1

I would like to loop over several random combinations. Currently, I define a vector v with the numbers 1 to n outside the loop, shuffle v inside the loop and define a new vector combination inside the loop.

int k = 50;
int n = 100;
int sampleSize=100;
std::vector<int> v(n);
//std::vector<int> combination(k); //Would it be better to declare here?
std::iota(v.begin(), v.end(), 0);
unsigned seed = 42;

for (int i=0; i<sampleSize; i++) {
    std::shuffle (v.begin(), v.end(), std::default_random_engine(seed));
    std::vector<int> combination(v.begin(), v.begin() + k);
};

It seems weird to me that I define combination again in every iteration of the for loop. Would it make sense to declare combination outside of the for loop and then assign new values to it in every iteration? If so, what would be a good way to assign those new values to combination? So far, I have only used push_back() to append new values to a vector.

Alice Schwarze
  • 559
  • 7
  • 21

1 Answers1

4

There are multiple ways of assigning values in a vector, besides push_back:

  • The [] operator gives you read/write access to an individual element of the vector, such that you can do v[5] = 10. Put this in a for loop, access the elements based on the index of the loop.
  • The = operator copies all the elements from one vector to another.
  • std::copy copies a range of elements.
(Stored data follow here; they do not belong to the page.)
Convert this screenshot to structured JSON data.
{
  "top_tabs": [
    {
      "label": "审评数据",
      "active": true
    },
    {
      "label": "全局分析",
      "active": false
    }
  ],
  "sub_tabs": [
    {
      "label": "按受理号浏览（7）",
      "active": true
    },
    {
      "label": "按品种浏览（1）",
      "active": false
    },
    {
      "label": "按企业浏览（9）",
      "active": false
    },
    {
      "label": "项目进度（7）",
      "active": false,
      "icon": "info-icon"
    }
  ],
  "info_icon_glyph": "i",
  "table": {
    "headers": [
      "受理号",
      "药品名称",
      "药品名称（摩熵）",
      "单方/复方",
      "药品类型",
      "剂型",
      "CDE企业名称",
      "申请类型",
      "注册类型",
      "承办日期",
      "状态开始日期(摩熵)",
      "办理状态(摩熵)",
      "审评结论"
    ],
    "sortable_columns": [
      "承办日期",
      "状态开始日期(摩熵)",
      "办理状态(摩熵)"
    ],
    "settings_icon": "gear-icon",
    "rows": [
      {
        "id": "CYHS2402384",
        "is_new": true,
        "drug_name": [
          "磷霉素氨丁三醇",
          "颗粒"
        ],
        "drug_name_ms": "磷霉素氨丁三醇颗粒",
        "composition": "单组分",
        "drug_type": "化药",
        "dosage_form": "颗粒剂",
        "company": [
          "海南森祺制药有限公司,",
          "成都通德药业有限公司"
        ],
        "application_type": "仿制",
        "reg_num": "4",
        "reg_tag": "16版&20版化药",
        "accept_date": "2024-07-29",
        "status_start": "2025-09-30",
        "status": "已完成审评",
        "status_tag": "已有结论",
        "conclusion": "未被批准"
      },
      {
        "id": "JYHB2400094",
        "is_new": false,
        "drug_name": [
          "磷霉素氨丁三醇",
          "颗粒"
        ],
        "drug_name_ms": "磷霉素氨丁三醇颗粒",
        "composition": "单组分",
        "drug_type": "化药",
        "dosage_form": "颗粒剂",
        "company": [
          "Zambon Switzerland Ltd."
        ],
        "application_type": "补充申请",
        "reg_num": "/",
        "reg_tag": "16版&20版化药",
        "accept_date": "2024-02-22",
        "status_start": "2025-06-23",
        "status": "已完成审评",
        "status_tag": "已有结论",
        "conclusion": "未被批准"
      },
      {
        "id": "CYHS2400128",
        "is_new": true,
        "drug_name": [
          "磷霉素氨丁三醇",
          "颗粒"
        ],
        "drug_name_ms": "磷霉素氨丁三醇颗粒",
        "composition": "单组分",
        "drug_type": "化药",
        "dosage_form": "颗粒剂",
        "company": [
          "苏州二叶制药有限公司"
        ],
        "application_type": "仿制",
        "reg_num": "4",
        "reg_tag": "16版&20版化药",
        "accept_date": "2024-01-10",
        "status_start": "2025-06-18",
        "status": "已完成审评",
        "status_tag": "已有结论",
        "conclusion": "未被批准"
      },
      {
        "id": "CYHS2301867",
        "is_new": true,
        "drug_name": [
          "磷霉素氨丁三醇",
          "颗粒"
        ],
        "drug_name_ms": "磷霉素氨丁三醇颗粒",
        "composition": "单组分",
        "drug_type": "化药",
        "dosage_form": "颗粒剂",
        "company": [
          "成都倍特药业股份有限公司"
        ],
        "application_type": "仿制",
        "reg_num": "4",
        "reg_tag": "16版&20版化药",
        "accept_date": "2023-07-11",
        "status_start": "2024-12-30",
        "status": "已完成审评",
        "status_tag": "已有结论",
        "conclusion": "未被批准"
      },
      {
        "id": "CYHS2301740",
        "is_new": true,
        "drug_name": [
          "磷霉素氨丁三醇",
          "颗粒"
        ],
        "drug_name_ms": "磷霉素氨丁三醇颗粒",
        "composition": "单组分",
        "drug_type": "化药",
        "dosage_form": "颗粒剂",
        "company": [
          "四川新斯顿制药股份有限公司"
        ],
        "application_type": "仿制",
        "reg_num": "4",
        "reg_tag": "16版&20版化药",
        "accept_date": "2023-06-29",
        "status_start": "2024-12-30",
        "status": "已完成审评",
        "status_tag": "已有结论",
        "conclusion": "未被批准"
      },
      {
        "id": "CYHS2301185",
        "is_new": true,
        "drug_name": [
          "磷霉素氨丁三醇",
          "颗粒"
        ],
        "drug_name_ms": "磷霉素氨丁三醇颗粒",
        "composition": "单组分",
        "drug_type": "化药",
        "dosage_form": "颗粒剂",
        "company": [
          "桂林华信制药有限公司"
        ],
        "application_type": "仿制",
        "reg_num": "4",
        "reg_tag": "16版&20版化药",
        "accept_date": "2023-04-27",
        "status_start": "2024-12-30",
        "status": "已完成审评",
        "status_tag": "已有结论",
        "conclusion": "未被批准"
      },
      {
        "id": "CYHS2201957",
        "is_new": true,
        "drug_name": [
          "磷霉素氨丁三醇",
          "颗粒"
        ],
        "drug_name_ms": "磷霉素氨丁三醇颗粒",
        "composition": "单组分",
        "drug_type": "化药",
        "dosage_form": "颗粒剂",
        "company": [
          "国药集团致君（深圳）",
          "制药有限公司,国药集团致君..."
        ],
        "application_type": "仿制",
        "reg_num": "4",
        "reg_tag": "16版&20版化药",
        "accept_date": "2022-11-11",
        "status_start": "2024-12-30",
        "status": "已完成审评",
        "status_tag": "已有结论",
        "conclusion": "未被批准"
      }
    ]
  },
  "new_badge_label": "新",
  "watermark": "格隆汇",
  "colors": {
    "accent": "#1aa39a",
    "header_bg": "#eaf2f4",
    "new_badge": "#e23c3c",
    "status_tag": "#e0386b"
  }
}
There are probably much more, these are some of the ways I could think of.

Going back to the initial question, what your loop does now is:

  • Create a new vector, which involves allocating memory for it and copying the elements
  • Release the memory of the vector

This happens at each iteration. Now, even if you declare it outside the loop, you still have to copy the elements (you have to use something like std::copy probably. So the penalty you get is to allocate and release the memory at each iteration.

Technically, it would be more efficient to define it outside the loop. However, the decision on whether to actually place it outside the loop has to consider the tradeoff between the performance improvement you get and the readability penalty you get by defining it outside the loop.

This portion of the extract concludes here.